The foundations of geometric formulation of Newton's axioms On Professor Frederic P. Schuller's Lecture about General relativity, where you can access it through this link: https://www.youtube.com/watch?v=IBlCu1zgD4Y, he clamed Newton's axioms can be converted into 3 mathematical axioms. However I don't understand how they are connected.
Definition: A Newtonian spacetime is a quintuple $(M,O,A,∇,t)$ where $(M,O,A,∇)$ is a differentiable manifold with a torsion free connection, and $t\in C^\infty$M is a smooth function such that $(dt)_p\neq 0$ and $\nabla(dt)=0$.
He claimed that 
"There is an absolute space" can be written as $(dt)_p\neq 0$. And "Absolute time flows uniformly" can be written as $\nabla(dt)=0$ everywhere. How should I understand these restriction?
 A: Did you find the answer to your question? 
The second one $\nabla(dt)=0$ implies that the $\Gamma^0_{ab}=0$. Using Newton's second law $$\nabla_{v_x} v_x=\frac{F}{m}$$ and the fact that the force field $F$ is spatial i.e. $dt(F)=0$, leads to a linear equation in absolute time $t$ and the parameter $\lambda$ that parameterizes the worldline. I think this is what he meant by time flows uniformly.
The first one I'm not so sure, $(dt)_p= 0$ implies that the time component of every vector (here you may imagine a vector as velocity at point $p$ on the curve $\gamma(\lambda)$ at $\gamma(\lambda_0)=p$) is zero. "Intuitively" this means that there is a point $p\in M$ such that all the curves passing through $p$ have no velocity component in time direction implying there exists segments on the curve $\gamma$ where time is constant as a function of the parameter $\lambda$ contradicting our previous assumption. I don't know why he refers to this as "There is an absolute space".
Please let me know if you have a better explanation.
A: I think I sort of understand the $\nabla (dt)$ condition.
Suppose we have a room and consider any point in the room, in the Newtonian case, it must be that if you kept a clock at each point, then , say if $x$ seconds passed on one clock, in all other clock that same time interval should pass.
I am not quite sure how one would interpret the equation when talking about how the time one form changes when we take covariant derivative in the time basis direction...

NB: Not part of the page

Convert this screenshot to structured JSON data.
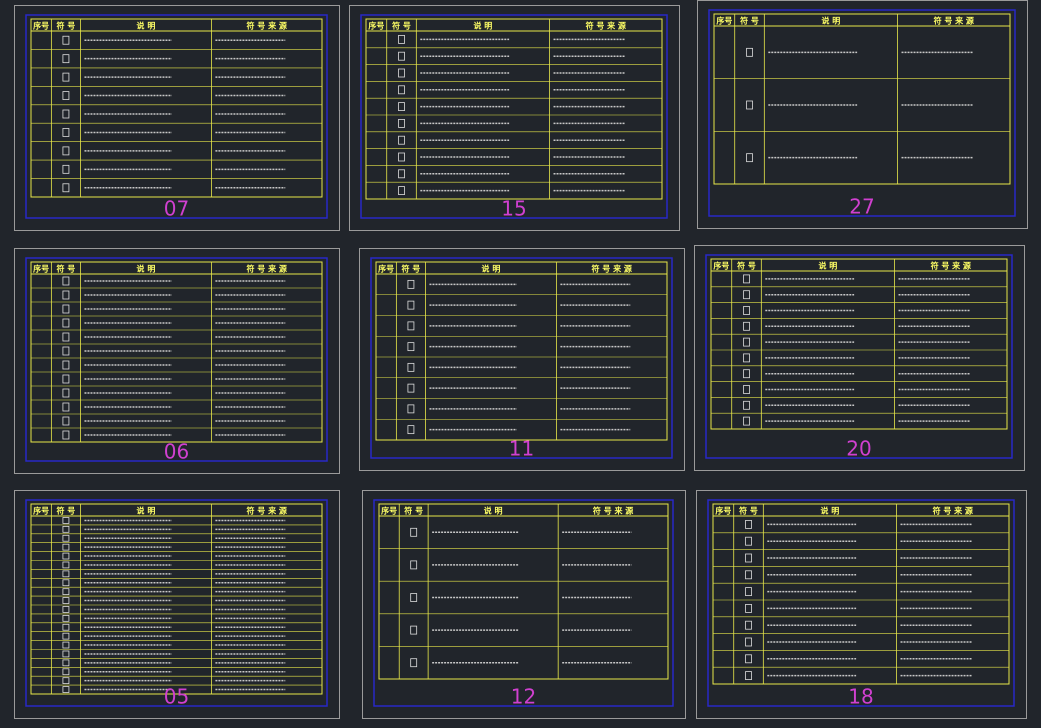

A: $\nabla (dt) = 0$, means that given all clocks are synchronized, there's no time flow gradient going from point to point in system, or in other words :
$$ \frac {\partial (\Delta t)}{\partial x} + \frac {\partial (\Delta t)}{\partial y} + \frac {\partial (\Delta t)}{\partial z} = 0 $$
This means that time flow is absolute in Newtonian axioms,- it does not depend on points relative speed difference (otherwise, special relativity), nor on gravitational field potential difference between the points being analyzed (otherwise, general relativity).